This is my third major technological shift, and every time I hear the same question echo through the C-Suites:
“But where’s the ROI?”
In the 90s, we put our print brochures and yellow pages on the web – and called it digital transformation. In the 2000s, we put tiny keyboards or a Windows start button on a phone and called it mobile computing.
Both times, the answer wasn’t better brochures or smaller buttons. The answer was Google and Facebook. It was the iPhone and Android. New ideas, by companies that didn’t try to replicate the old world – with all its constraints – on a new medium. They built something entirely new. They embraced the new medium and built what couldn’t have existed before.
And now we’re doing it again, with AI.
- Every demo is a chatbot.
- Every pilot is “adding AI to our existing workflow.”
- Every enterprise use case tries to optimize what already exists.

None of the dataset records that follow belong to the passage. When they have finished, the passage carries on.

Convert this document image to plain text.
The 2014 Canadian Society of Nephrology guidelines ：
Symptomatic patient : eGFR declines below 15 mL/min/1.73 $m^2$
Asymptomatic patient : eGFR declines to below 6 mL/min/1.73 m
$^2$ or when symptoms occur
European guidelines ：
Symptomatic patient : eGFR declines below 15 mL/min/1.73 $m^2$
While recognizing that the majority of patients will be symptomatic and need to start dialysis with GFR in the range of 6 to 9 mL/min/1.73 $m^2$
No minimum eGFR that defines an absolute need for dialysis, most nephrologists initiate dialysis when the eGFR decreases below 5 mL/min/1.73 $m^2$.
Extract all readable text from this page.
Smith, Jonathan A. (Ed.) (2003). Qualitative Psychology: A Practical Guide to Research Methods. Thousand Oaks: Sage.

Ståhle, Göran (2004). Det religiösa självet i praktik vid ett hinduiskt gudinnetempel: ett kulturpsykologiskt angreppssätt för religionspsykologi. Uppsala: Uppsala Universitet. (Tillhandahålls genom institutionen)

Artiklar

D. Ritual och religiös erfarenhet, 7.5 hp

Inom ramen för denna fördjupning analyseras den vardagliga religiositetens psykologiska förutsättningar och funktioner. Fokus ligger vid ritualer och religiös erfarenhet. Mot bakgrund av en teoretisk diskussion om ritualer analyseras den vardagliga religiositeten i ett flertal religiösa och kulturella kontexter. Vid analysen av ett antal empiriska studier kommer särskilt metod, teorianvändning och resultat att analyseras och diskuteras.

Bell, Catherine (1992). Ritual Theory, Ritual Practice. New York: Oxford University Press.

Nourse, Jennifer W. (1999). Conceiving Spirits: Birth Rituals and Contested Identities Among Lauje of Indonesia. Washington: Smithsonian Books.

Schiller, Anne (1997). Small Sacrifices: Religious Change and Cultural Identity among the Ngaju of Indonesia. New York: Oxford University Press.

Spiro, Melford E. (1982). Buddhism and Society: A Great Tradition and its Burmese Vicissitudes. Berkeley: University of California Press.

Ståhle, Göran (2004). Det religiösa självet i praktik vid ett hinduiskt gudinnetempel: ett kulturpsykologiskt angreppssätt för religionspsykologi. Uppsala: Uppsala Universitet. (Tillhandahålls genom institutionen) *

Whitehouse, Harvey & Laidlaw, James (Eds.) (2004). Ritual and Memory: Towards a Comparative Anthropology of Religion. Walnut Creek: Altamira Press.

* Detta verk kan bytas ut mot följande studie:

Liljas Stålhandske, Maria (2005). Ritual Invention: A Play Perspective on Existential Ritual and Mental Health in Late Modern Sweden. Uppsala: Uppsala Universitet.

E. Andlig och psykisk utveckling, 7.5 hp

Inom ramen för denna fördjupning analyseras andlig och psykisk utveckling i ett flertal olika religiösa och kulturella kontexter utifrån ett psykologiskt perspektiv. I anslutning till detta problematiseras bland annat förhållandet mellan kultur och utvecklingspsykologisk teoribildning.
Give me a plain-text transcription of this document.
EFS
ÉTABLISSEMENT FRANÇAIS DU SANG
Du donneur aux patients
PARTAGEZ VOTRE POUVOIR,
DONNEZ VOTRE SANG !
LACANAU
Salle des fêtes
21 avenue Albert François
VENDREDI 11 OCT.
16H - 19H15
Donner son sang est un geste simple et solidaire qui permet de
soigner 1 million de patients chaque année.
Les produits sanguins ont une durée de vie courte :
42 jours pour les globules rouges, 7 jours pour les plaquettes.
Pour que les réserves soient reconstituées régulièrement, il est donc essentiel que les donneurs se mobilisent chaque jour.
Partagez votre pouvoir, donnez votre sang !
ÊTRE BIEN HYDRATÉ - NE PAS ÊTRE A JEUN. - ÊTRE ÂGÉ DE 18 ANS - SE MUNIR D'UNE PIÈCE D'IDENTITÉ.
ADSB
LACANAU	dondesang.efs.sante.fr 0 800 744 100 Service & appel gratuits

But this time, it kind of works. And that’s the trap.
The web’s brochureware visibly broke. The stylus on Windows Mobile was physically painful. But AI chatbots deliver just enough value to feel like progress.
We’re settling for 10% of what’s possible and call it “revolutionizing the [industry of your choice]”.
Alphabet and Meta aren’t the Google and Facebook of the AI age. They can’t be. Their business models are built on capturing attention, but an agent that actually solves your problem doesn’t need to show you ads.
The real inflection point isn’t better support agents or travel booking chatbots. It’s when we stop porting and start building.